Scientists have identified a genetic variant which increases susceptibility to tuberculosis (TB) in African populations using a technique known as a genome-wide association (GWA) study. This is the first novel disease variant to be identified using this technique in Africans and demonstrates that such studies are viable in African populations, which have a high degree of genetic diversity.
Over the past few years, GWA studies, such as the Wellcome Trust Case Control Consortium, have been increasingly effective at identifying genetic variants which increase susceptibility to diseases. The studies involve analysing hundreds of thousands of genetic markers across the human genomes in search of variants found in patients (‘cases’) but not in healthy volunteers (‘controls’).
So far, over 150 different studies have successfully identified genetic variants using this technique, but the vast majority — between 95-98% — have been only in people of European ancestry. The genetic diversity of African populations makes GWA studies far more complicated and had even led some researchers to question whether these studies would work in such populations.
Researchers carried out a GWA study, and replicated their findings, using over 11,000 samples — 3,699 cases and 7,726 controls — from Ghana, The Gambia and Malawi as part of the African TB Genetics Consortium and the Wellcome Trust Case Control Consortium in search of genetic variants that increase susceptibility to TB.
TB is one of the world’s most deadly diseases, caused by the bacterium Mycobacterium tuberculosis. One third of the world’s population are believed to be infected with M. tuberculosis. Each year, at least nine million people are in need of treatment for TB, and more than two million people die from the disease.
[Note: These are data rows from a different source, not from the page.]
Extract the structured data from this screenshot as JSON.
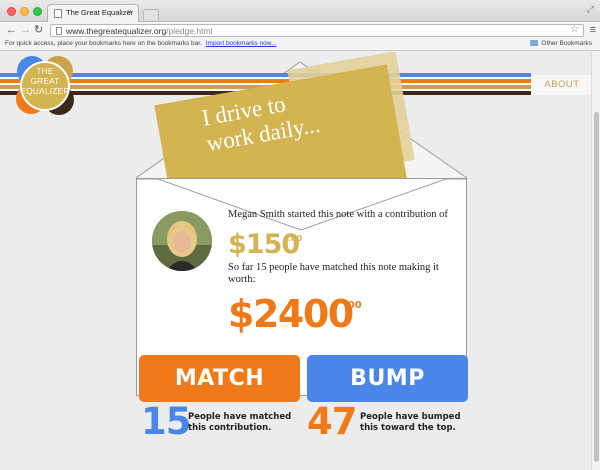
{
  "browser": {
    "tab_title": "The Great Equalizer",
    "url_host": "www.thegreatequalizer.org",
    "url_path": "/pledge.html",
    "bookmarks_hint": "For quick access, place your bookmarks here on the bookmarks bar.",
    "import_link": "Import bookmarks now...",
    "other_bookmarks": "Other Bookmarks"
  },
  "header": {
    "logo_lines": [
      "THE",
      "GREAT",
      "EQUALIZER"
    ],
    "about_label": "ABOUT",
    "stripe_colors": [
      "#4a86e8",
      "#f07a1a",
      "#c9a24e",
      "#3a2a1e"
    ]
  },
  "note": {
    "text": "I drive to\nwork daily..."
  },
  "pledge": {
    "started_text": "Megan Smith started this note with a contribution of",
    "initial_amount": "$150",
    "initial_cents": ".00",
    "matched_text": "So far 15 people have matched this note making it worth:",
    "total_amount": "$2400",
    "total_cents": ".00"
  },
  "actions": {
    "match_label": "MATCH",
    "bump_label": "BUMP",
    "match_count": "15",
    "match_text": "People have matched this contribution.",
    "bump_count": "47",
    "bump_text": "People have bumped this toward the top."
  },
  "colors": {
    "orange": "#f07a1a",
    "blue": "#4a86e8",
    "gold": "#d4b450",
    "dark_brown": "#3a2a1e"
  }
}
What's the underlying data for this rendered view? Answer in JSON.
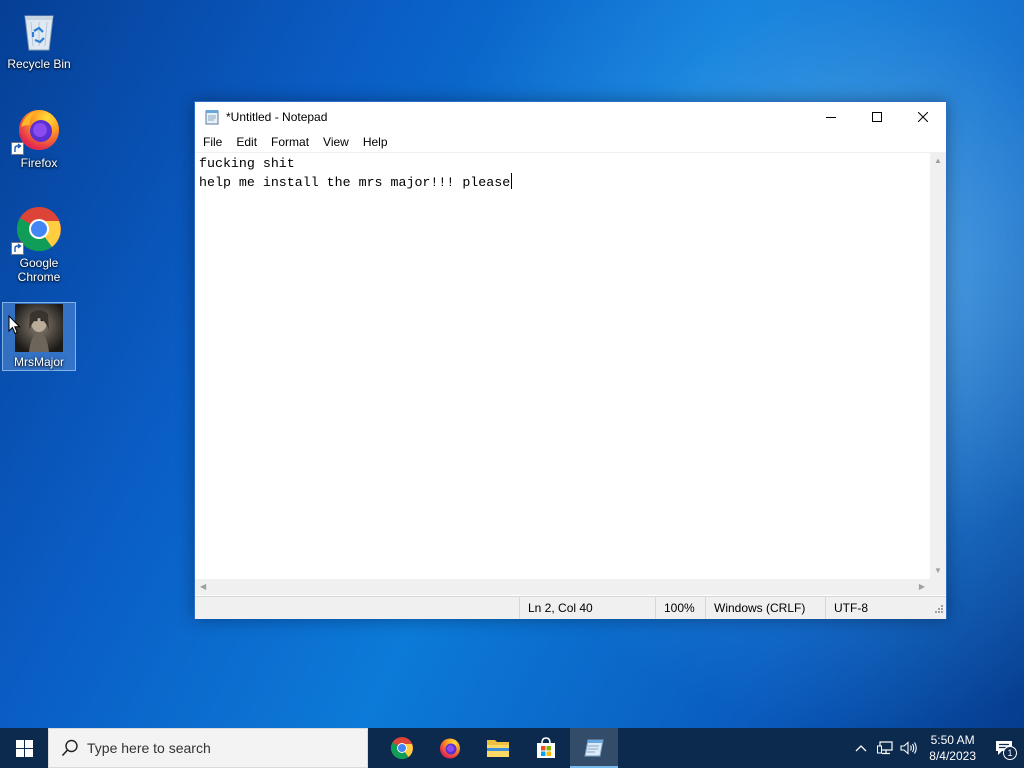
{
  "desktop": {
    "icons": [
      {
        "label": "Recycle Bin",
        "icon": "recycle-bin-icon"
      },
      {
        "label": "Firefox",
        "icon": "firefox-icon"
      },
      {
        "label": "Google Chrome",
        "icon": "chrome-icon"
      },
      {
        "label": "MrsMajor",
        "icon": "mrsmajor-image-icon",
        "selected": true
      }
    ]
  },
  "notepad": {
    "title": "*Untitled - Notepad",
    "menu": [
      "File",
      "Edit",
      "Format",
      "View",
      "Help"
    ],
    "lines": [
      "fucking shit",
      "help me install the mrs major!!! please"
    ],
    "status": {
      "position": "Ln 2, Col 40",
      "zoom": "100%",
      "line_ending": "Windows (CRLF)",
      "encoding": "UTF-8"
    }
  },
  "taskbar": {
    "search_placeholder": "Type here to search",
    "apps": [
      "chrome-icon",
      "firefox-icon",
      "file-explorer-icon",
      "microsoft-store-icon",
      "notepad-icon"
    ],
    "active_app": "notepad-icon",
    "clock": {
      "time": "5:50 AM",
      "date": "8/4/2023"
    },
    "notification_count": "1"
  },
  "colors": {
    "taskbar": "#0c2a4e",
    "window_border": "#2d6ec7",
    "active_indicator": "#76b9ed"
  }
}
The results of the study, led by Professor Adrian Hill from the University of Oxford, UK, and Professor Rolf Horstmann from the Bernhard Nocht Institute for Tropical Medicine in Hamburg, Germany, are published today in the journal Nature Genetics.
Dr Fredrik Vannberg from the Wellcome Trust Centre for Human Genetics at the University of Oxford says: “Our challenges here were two-fold. We were looking for human genetic variants affecting susceptibility to a pathogen which itself differs genetically from region-to-region, and we were searching for these variants in African populations, which are genetically very diverse.”
The researchers identified a genetic variant on chromosome 18, located in a ‘gene desert’, a region composed mainly of so-called ‘junk DNA’, which suggested that the variant itself was not a gene, but was possibly involved in gene regulation. The surrounding area appears to be highly conserved — in other words, it is relatively unchanged across a number of species — which implies that the region plays an important role in the body’s function.
Professor Adrian Hill explains: “Although we know of other genetic variants which increase susceptibility to TB, this is the first to have been identified using a genome-wide association study. This is very important as it demonstrates that we can do these studies — which have been so successful in European populations — in African populations, which suffer the greatest burden from infectious diseases.”
Although African populations are genetically very complex, the researchers believe that increasing sample sizes for GWA studies in Africa will prove productive.
“African populations are highly diverse,” explains Professor Rolf Horstmann from the Bernhard Nocht Institute for Tropical Medicine. “In The Gambia, for example, there are at least seven main language groups, with each bearing a slightly different ethnic background. We believe this added complexity can be overcome by increasing the number of samples in the genome-wide studies will prove even more productive.”
The findings are particularly relevant to the National Institutes of Health (NIH) in the US and the Wellcome Trust, who recently announced Human Heredity and Health in Africa Project (H3Africa), an ambitious $38 million partnership to discover how genes and the environment interact in the development of cancer, heart disease, malaria and other diseases in African populations.
“This is a very important milestone in reducing the inequity that currently exists in the use of genome-wide approaches, including GWA studies, to understand the genetic basis of diseases that disproportionately affect African people,” says Dr Charles Rotimi, Director of the Center for Research on Genomics and Global Health at the National Human Genome Research Institute. Dr Rotimi will provide scientific leadership for the NIH’s portion of the H3Africa partnership.
“The approach and findings from this study for TB, and previous research from the MalariaGEN project, provide proof-of-principle that genome-wide approaches can yield fruitful results in African populations and sets a good precedent for the H3 Africa initiative.”